Tim Pawlenty, the former governor of Minnesota, is inoffensive at face value. And that’s his problem: There is virtually nothing interesting, outstanding or noteworthy about him. He’s practically a cipher. I’m getting sleepy just writing about him.

Then there’s ex-Speaker of the House Newt Gingrich. Spotty personal life (and Tiffany’s habit) aside, Gingrich seems to be a legend in his own mind. Still living in, apparently, 1995, it doesn’t occur to him that he’s overcooked to the tune of about 15 years. His gaffe regarding Paul Ryan’s budget infuriated many in his party and showed that he’s out of touch with the overall agenda.

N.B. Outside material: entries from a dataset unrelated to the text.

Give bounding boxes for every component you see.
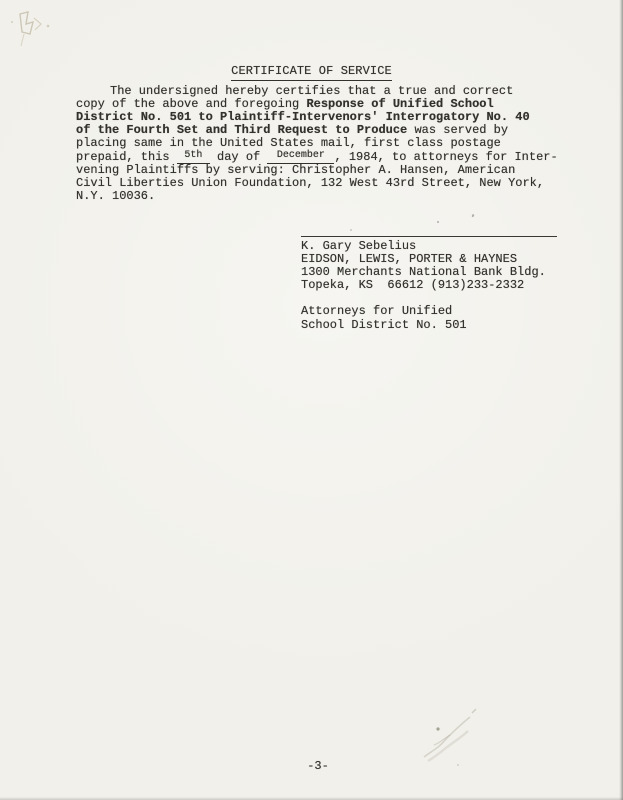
page-number: -3- xyxy=(0,759,623,773)
bold-document-name: District No. 501 to Plaintiff-Intervenor… xyxy=(76,110,530,124)
bold-document-name: of the Fourth Set and Third Request to P… xyxy=(76,123,407,137)
signature-line xyxy=(301,227,557,237)
attorney-role-line-2: School District No. 501 xyxy=(301,319,546,332)
document-title-text: CERTIFICATE OF SERVICE xyxy=(231,64,392,81)
signature-block: K. Gary Sebelius EIDSON, LEWIS, PORTER &… xyxy=(301,240,546,332)
bold-document-name: Response of Unified School xyxy=(306,97,493,111)
body-line-9: N.Y. 10036. xyxy=(76,190,576,203)
month-fill-in: December xyxy=(267,150,334,164)
firm-city-phone: Topeka, KS 66612 (913)233-2332 xyxy=(301,279,546,292)
body-paragraph: The undersigned hereby certifies that a … xyxy=(76,85,576,203)
body-line-5: placing same in the United States mail, … xyxy=(76,137,576,150)
scan-edge xyxy=(619,0,623,800)
pencil-speck xyxy=(437,221,439,223)
document-title: CERTIFICATE OF SERVICE xyxy=(0,64,623,81)
attorney-role-line-1: Attorneys for Unified xyxy=(301,305,546,318)
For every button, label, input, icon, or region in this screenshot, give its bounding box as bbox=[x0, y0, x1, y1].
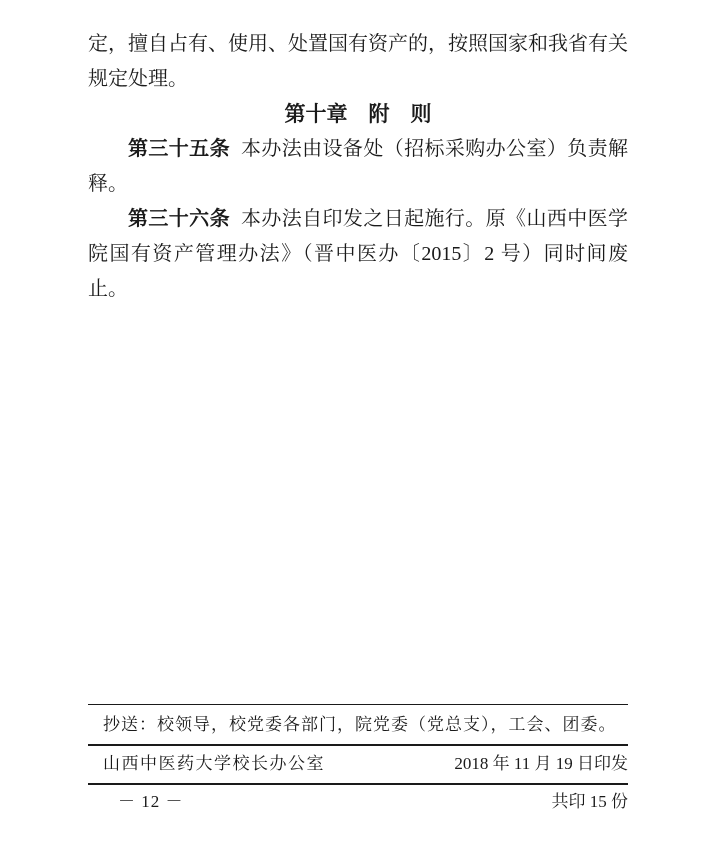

Ron Paul, a Texas representative, is a libertarian favorite and kind of a little-engine-that-could. But while he gets grassroots support, he alienates the establishment. Not to mention that for every reasonable platform he has, there are two or three more that are just crazy.

Michele Bachmann, a congresswoman from Minnesota, has a pretty enthusiastic social conservative base. If the Tea Party contingent really shows up in the primaries, I dare say she could have a fighting chance. Until she gets to the general, that is, where her ideology on social policy and reputation for bizarre comments will send independents and probably even some moderate Republicans running for the hills.

Rick Santorum of Pennsylvania was booted out of the Senate in 2006 and is basically a slightly more composed male version of Bachmann. Pass.

Herman Cain, the former CEO of Godfather’s Pizza, is running a sort of stunt campaign. It’s an amusing sideshow, but that’s it.

Finally we have Jon Huntsman, the former governor of Utah and until recently President Obama’s ambassador to China. He’s kind of taken on the darkhorse mantle. He’s experienced, smart and not crazy. However, he just doesn’t seem to be getting much steam, and he’d have to explain why he went to work for Obama. He may, in the end, not be bombastic enough to stand out, and will probably have to compete with Romney for similar donors and voting demographics.

(I’m aware that I did not mention arah-Say alin-Pay, mostly because I don’t think she’s running.)

If I were a Republican voter, I’d be a little dismayed by this field. Candidates who’d bore the base would have a chance with independents, and those with red-meat support will alienate moderates. The thinking now is that some sort of savior will swoop in at the last minute and dazzle everyone (think Bill Clinton in 1991-92), but I have no idea who it would be. The economy looks like it’s on the mend, unemployment is ever-so-slowly dropping and Obama’s security credentials are rock-solid after the death of Osama bin Laden. Any successful Republican candidate would have to weather the, pardon the expression, freak show of the primaries and emerge unscathed enough to challenge Obama’s popularity and immense fundraising network. It’s a daunting task, and I can’t help but think that the sanest ones are those who have already bowed out.

What say you? In a year, who will be left?